While these medicines tend to calm people with A.D.H.D., those without the disorder find that just one pill can jolt them with the energy and focus to push through all-night homework binges and stay awake during exams afterward. “It’s like it does your work for you,” said William, a recent graduate of the Birch Wathen Lenox School on the Upper East Side of Manhattan.”
And here again, the problem, as the article writers see it, is that this might lead to more mental health issues and deviance (the strategies to get a prescription), not the very fact of using these substances for school work, not the whole system that creates that need for chemical support, not the fact that this is the way the upper classes get their edge in the academic race, not the organization of the academic system itself. Again, behind the substance discussion, the central social aspects are pushed to the background.
This reminds me that, a couple of years ago, a well-known company selling energy drinks came to my campus during final exams week to give out free samples of their products. No one can come and distribute stuff to campus without administrative approval. Apparently, someone thought this was a good idea. Let’s pump them full of the thing and it won’t matter that they have to work two jobs to pay for college.
“Georgia’s foster children are being over-medicated, often to sedate them or control their behavior rather than treat a medical condition, a new study confirms.
The question is: What should Georgia do about it?
Giovan Bazan, now 21, said he almost died at 16 when a combination of medications caused him to convulse and vomit. A sedative made it difficult for him to sit up in bed, Bazan said, and he would have suffocated if the staff at his group home hadn’t recognized the danger and come to his aid.

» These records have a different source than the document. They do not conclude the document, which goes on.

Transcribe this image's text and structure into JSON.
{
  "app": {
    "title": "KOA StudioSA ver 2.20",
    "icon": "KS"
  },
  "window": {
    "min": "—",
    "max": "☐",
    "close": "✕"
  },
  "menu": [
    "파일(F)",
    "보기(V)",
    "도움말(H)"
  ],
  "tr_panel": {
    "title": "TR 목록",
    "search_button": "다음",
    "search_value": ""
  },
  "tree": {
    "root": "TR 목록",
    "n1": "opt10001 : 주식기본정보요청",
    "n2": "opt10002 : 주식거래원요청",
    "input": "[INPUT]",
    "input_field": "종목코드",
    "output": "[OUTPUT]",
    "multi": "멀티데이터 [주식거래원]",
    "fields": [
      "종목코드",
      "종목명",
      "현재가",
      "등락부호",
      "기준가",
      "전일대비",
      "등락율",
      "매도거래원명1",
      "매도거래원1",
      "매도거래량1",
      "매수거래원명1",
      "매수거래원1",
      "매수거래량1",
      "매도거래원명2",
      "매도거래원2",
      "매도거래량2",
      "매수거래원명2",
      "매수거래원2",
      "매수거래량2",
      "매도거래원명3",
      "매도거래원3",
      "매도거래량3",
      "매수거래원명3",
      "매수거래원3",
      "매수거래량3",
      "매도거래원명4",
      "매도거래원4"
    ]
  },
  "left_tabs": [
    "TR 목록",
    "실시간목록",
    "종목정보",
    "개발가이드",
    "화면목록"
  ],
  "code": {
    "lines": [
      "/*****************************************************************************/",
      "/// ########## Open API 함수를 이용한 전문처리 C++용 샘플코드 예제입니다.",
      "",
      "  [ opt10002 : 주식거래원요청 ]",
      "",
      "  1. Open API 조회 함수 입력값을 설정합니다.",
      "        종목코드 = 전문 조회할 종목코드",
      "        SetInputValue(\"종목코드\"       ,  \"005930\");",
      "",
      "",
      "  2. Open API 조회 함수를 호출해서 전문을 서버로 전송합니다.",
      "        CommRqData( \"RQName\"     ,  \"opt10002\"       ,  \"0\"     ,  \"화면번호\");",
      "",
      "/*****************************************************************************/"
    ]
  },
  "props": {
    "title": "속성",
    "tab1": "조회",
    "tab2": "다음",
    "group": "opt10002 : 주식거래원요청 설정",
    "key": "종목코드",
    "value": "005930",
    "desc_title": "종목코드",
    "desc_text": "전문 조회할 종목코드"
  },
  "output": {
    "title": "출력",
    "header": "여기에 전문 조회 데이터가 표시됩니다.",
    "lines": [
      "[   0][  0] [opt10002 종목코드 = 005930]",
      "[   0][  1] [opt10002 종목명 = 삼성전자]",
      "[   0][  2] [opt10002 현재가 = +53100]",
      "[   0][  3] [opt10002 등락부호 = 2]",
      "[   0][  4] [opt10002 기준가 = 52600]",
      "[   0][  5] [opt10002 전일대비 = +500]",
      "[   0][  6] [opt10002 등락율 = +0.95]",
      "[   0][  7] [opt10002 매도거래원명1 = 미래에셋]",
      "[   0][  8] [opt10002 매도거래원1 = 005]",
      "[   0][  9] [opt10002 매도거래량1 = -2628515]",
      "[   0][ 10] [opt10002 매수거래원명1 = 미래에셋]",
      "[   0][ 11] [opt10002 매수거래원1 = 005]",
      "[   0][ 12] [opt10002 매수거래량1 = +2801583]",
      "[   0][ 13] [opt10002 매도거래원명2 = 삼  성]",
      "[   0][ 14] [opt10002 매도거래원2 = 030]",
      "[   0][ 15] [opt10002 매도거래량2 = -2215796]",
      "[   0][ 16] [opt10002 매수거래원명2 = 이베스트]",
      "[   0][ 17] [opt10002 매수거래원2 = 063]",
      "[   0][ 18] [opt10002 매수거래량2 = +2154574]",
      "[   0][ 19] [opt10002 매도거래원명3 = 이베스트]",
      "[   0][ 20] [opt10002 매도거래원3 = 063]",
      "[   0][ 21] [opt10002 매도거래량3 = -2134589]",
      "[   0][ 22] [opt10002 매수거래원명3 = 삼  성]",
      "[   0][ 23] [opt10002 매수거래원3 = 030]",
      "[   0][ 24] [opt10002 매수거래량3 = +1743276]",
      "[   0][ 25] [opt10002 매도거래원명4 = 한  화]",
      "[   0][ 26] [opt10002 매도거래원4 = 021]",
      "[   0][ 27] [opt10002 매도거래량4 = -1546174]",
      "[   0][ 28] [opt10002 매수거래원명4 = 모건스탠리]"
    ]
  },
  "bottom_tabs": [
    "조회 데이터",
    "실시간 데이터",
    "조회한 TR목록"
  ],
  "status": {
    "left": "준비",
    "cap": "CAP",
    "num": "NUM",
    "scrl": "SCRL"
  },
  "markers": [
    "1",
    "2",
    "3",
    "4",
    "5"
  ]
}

Bazan told the state House Health and Human Services Committee that foster parents had used more medications and stronger doses to control his behavior. He said juvenile justice officials also warned that they would not end his probation unless he kept taking his medication.
“Obviously as a youth we have a bit of rebellious spirit,” he said, “but that doesn’t mean that we are mentally ill.”

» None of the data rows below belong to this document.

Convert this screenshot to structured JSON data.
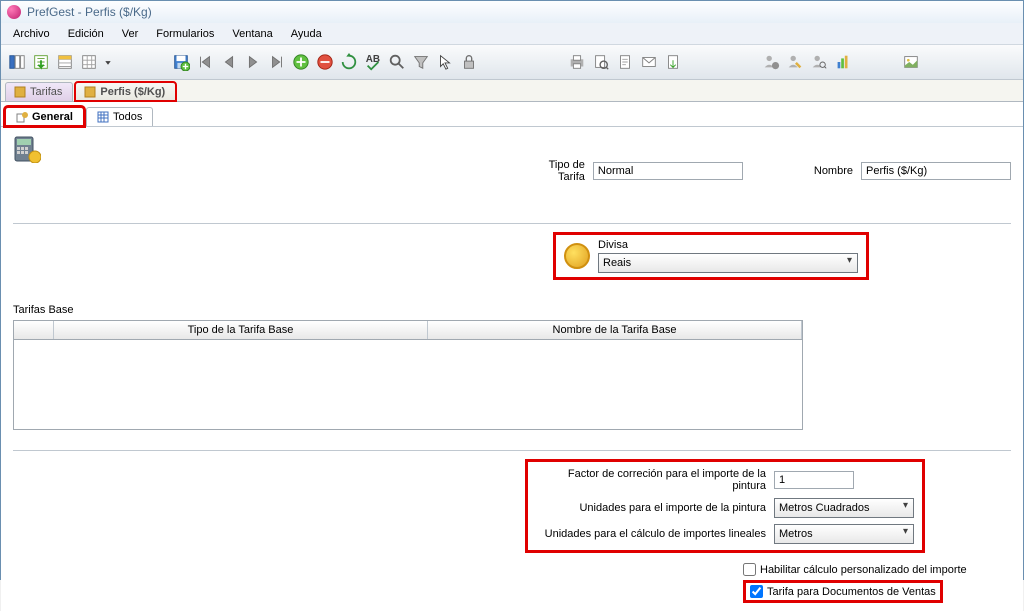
{
  "window": {
    "title": "PrefGest - Perfis ($/Kg)"
  },
  "menu": {
    "archivo": "Archivo",
    "edicion": "Edición",
    "ver": "Ver",
    "formularios": "Formularios",
    "ventana": "Ventana",
    "ayuda": "Ayuda"
  },
  "tabs": {
    "tarifas": "Tarifas",
    "perfis": "Perfis ($/Kg)"
  },
  "subtabs": {
    "general": "General",
    "todos": "Todos"
  },
  "fields": {
    "tipo_tarifa_label": "Tipo de Tarifa",
    "tipo_tarifa_value": "Normal",
    "nombre_label": "Nombre",
    "nombre_value": "Perfis ($/Kg)",
    "divisa_label": "Divisa",
    "divisa_value": "Reais",
    "tarifas_base_label": "Tarifas Base",
    "th_tipo": "Tipo de la Tarifa Base",
    "th_nombre": "Nombre de la Tarifa Base",
    "factor_label": "Factor de correción para el importe de la pintura",
    "factor_value": "1",
    "unid_pintura_label": "Unidades para el importe de la pintura",
    "unid_pintura_value": "Metros Cuadrados",
    "unid_lineal_label": "Unidades para el cálculo de importes lineales",
    "unid_lineal_value": "Metros",
    "habilitar_label": "Habilitar cálculo personalizado del importe",
    "tarifa_doc_label": "Tarifa para Documentos de Ventas"
  }
}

Mason McFalls, 24, said nearly every child he met in 14 years in foster care was taking psychotropic medications.
“I’ve seen kids literally shaking from being so wound up on the medication,” McFalls said.

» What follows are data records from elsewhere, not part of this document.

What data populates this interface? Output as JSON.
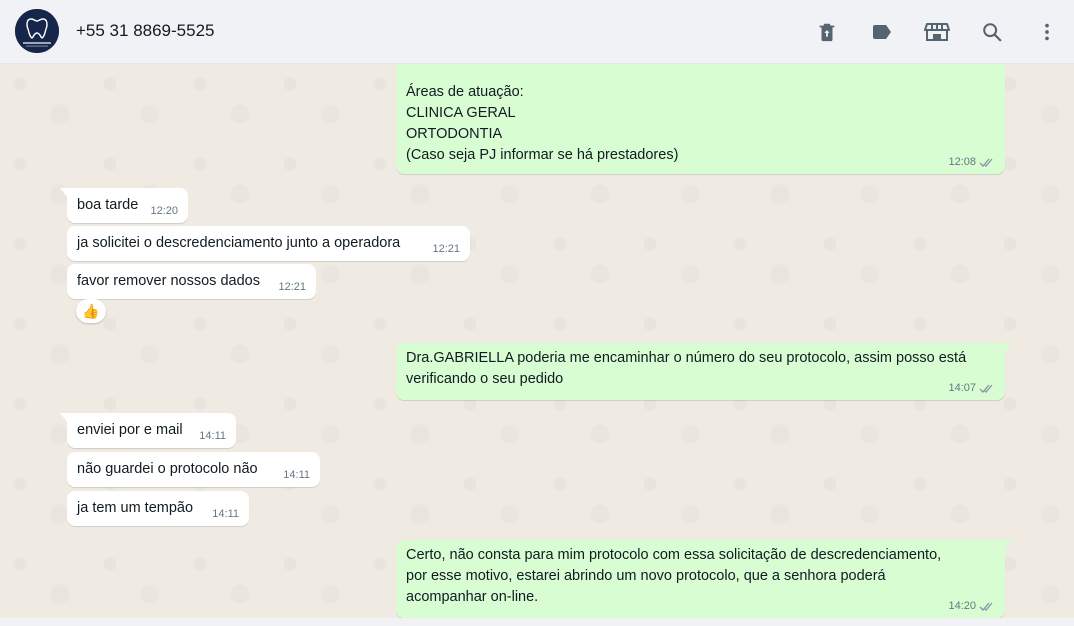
{
  "header": {
    "contact_name": "+55 31 8869-5525",
    "icons": [
      "delete-icon",
      "label-icon",
      "catalog-icon",
      "search-icon",
      "menu-icon"
    ]
  },
  "messages": [
    {
      "dir": "out",
      "text": "Áreas de atuação:\nCLINICA GERAL\nORTODONTIA\n(Caso seja PJ informar se há prestadores)",
      "time": "12:08",
      "status": "read"
    },
    {
      "dir": "in",
      "text": "boa tarde",
      "time": "12:20"
    },
    {
      "dir": "in",
      "text": "ja solicitei o descredenciamento junto a operadora",
      "time": "12:21"
    },
    {
      "dir": "in",
      "text": "favor remover nossos dados",
      "time": "12:21",
      "reaction": "👍"
    },
    {
      "dir": "out",
      "text": "Dra.GABRIELLA poderia me encaminhar o número do seu protocolo, assim posso está\nverificando o seu pedido",
      "time": "14:07",
      "status": "read"
    },
    {
      "dir": "in",
      "text": "enviei por e mail",
      "time": "14:11"
    },
    {
      "dir": "in",
      "text": "não guardei o protocolo não",
      "time": "14:11"
    },
    {
      "dir": "in",
      "text": "ja tem um tempão",
      "time": "14:11"
    },
    {
      "dir": "out",
      "text": "Certo, não consta para mim protocolo com essa solicitação de descredenciamento,\npor esse motivo, estarei abrindo um novo protocolo, que a senhora poderá\nacompanhar on-line.",
      "time": "14:20",
      "status": "read"
    }
  ],
  "colors": {
    "outgoing_bubble": "#d9fdd3",
    "incoming_bubble": "#ffffff",
    "chat_background": "#efeae2",
    "header_background": "#f0f2f5",
    "read_ticks": "#8696a0"
  }
}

Frequently, foster children are treated by a different doctor every time they’re moved to a new foster home, authorities say. Those doctors generally do not have access to a child’s medical history, so they may diagnose different disorders and prescribe different drugs and treatment.”
Well, at least, they don’t have to come up with strategies to get prescriptions, like the upper-class kids.
So where am I going with all this? Simply with the fact that how we define, diagnose, treat (or not treat) mental illness involve a whole bunch of variable such as masculine (in the case of the military) or competitive subcultures, organizational and institutional structures, the structure of professional organizations competing for power and various forms of capital, as well as the social status of affected populations and general socio-economic conditions. And all these variables, put together also point to the fact that labeling of conditions or behavior as “mentally ill” they either leave people to fend for themselves when the source of their mental health problems is unavoidably social, or hides the social nature of mental disorders.